Non. Le fait d’inviter la victime à connecter un compte existant ou à en ouvrir un chez un courtier ne change pas la nature du piège : les escrocs demandent ensuite des dépôts, des frais ou des parts de « profits » qui n’existent que sur le tableau de bord qu’ils contrôlent. Les liens de paiement présents sur la vitrine montrent par ailleurs que des paiements directs sont bien attendus.

J’ai payé un abonnement ou versé des fonds, puis-je les récupérer ?

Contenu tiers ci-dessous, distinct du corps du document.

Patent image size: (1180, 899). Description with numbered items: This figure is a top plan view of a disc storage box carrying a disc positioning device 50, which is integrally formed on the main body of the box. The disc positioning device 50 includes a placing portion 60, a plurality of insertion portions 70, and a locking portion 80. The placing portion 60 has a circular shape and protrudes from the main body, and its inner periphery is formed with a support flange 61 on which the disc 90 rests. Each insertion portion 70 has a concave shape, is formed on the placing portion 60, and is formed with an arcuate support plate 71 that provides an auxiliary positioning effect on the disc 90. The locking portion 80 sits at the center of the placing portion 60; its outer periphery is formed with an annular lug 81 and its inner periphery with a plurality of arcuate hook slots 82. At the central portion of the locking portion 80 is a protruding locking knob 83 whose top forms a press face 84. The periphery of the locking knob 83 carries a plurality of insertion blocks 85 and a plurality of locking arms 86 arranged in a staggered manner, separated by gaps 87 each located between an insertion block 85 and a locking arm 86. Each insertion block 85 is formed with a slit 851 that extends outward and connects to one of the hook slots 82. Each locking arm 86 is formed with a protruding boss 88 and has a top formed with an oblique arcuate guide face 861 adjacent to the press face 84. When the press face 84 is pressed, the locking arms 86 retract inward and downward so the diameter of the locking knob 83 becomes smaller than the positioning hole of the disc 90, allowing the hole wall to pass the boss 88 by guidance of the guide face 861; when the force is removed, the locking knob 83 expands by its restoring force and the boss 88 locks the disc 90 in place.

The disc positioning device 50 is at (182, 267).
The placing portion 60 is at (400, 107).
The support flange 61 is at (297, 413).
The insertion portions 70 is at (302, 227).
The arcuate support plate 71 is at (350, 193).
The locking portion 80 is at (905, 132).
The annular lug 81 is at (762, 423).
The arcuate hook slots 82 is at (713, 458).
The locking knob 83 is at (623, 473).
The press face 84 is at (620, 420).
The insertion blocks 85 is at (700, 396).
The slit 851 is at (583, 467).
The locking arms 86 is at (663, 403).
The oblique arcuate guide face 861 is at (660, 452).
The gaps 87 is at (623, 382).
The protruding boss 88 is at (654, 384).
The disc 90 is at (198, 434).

Agissez vite : contestez les paiements auprès de votre banque, conservez toutes les preuves (courriels, reçus, captures d’écran) et déposez plainte. La récupération passe aussi par l’examen des recours contre les établissements qui ont transité les fonds ; un avocat peut évaluer ces pistes. BrokerDefense constitue un dossier pour chaque victime qui la contacte.

Alpha-Flow.ai illustre la vitrine de « trading par intelligence artificielle » construite pour collecter des fonds : des statistiques de performance datées d’avant la création du domaine, une équipe d’experts introuvables, des formules d’abonnement associées à des liens de paiement et un tableau de bord séparé de la vitrine. Les personnes qui ont connecté un compte ou réglé un abonnement se retrouvent face à un interlocuteur joignable par une simple boîte de courriel, sans société ni agrément, qui peut faire disparaître la plateforme du jour au lendemain en changeant de nom de domaine. Avant de confier un compte de trading ou de régler le moindre abonnement, la vérification de l’entité auprès du régulateur compétent reste le réflexe qui permet d’éviter ce type de piège.